L'amour eut peu de part à cet hymen honteux;

Et la seule fureur en alluma les feux.
Thèbes m'a couronné pour éviter ses chaînes;
Elle s'attend par moi de voir finir ses peines :
Il la faut accuser si je manque de foi;

Et je suis son captif, je ne suis pas son roi.

JOCASTE.

Dites, dites plutôt, cœur ingrat et farouche,
Qu'auprès du diadème il n'est rien qui vous touche.
Mais je me trompe encor; ce rang ne vous plaît pas,
Et le crime tout seul a pour vous des appas.
Eh bien! puisqu'à ce point vous en êtes avide,
Je vous offre à commettre un double parricide
Versez le sang d'un frère; et, si c'est peu du sien,
Je vous invite encore à répandre le mien.

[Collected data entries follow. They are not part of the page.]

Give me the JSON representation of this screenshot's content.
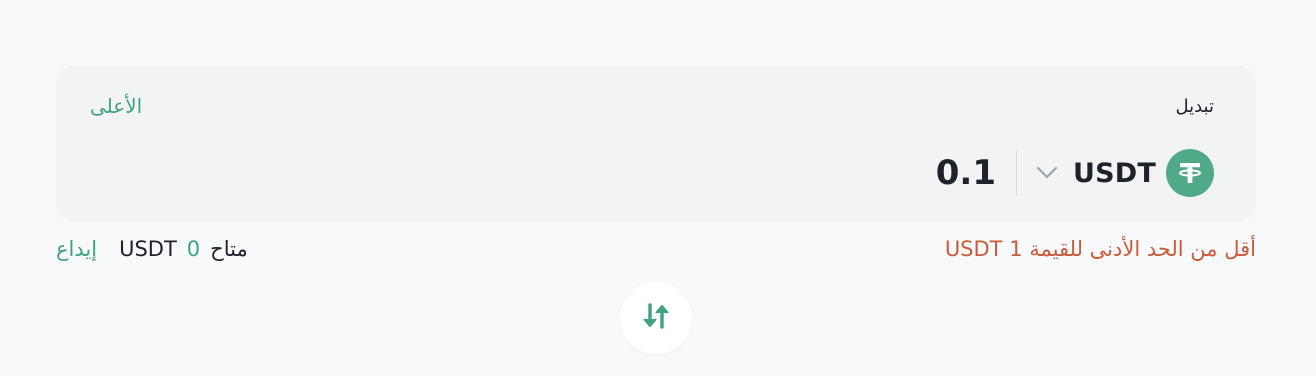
{
  "from": {
    "label": "تبديل",
    "max_label": "الأعلى",
    "amount": "0.1",
    "token": {
      "symbol": "USDT",
      "icon": "tether-icon"
    }
  },
  "validation": {
    "error": "أقل من الحد الأدنى للقيمة 1 USDT"
  },
  "balance": {
    "label": "متاح",
    "value": "0",
    "unit": "USDT",
    "deposit_label": "إيداع"
  },
  "swap_button": {
    "icon": "swap-arrows-icon"
  },
  "colors": {
    "accent": "#3fa37f",
    "error": "#c85c3d",
    "text": "#1f2329",
    "card": "#f2f3f5",
    "background": "#f8f9fb"
  }
}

Vous n'aurez plus alors d'ennemis à soumettre,
D'obstacle à surmonter, ni de crime à commettre;
Et, n'ayant plus au trône un fâcheux concurrent,
De tous les criminels vous serez le plus grand.

ÉTÉOCLE.

Eh bien, madame, eh bien, il faut vous satisfaire;
Il faut sortir du trône, et couronner mon frère;
Il faut, pour seconder votre injuste projet,
De son roi que j'étais, devenir son sujet :
Et, pour vous élever au comble de la joie,
Il faut à sa fureur que je me livre en proie;
Il faut par mon trépas...

JOCASTE.

Ah ciel! quelle rigueur! Que vous pénétrez mal dans le fond de mon cœur! Je ne demande pas que vous quittiez l'empire; Régnez toujours, mon fils, c'est ce que je désire. Mais si tant de malheurs vous touchent de pitié, Si pour moi votre cœur garde quelque amitié, Et si vous prenez soin de votre gloire même, Associez un frère à cet honneur suprême : Ce n'est qu'un vain éclat qu'il recevra de vous; Votre règne en sera plus puissant et plus doux, Les peuples, admirant cette vertu sublime, Voudront toujours pour prince un roi si magnanime; Et cet illustre effort, loin d'affaiblir vos droits, Vous rendra le plus juste et le plus grand des rois.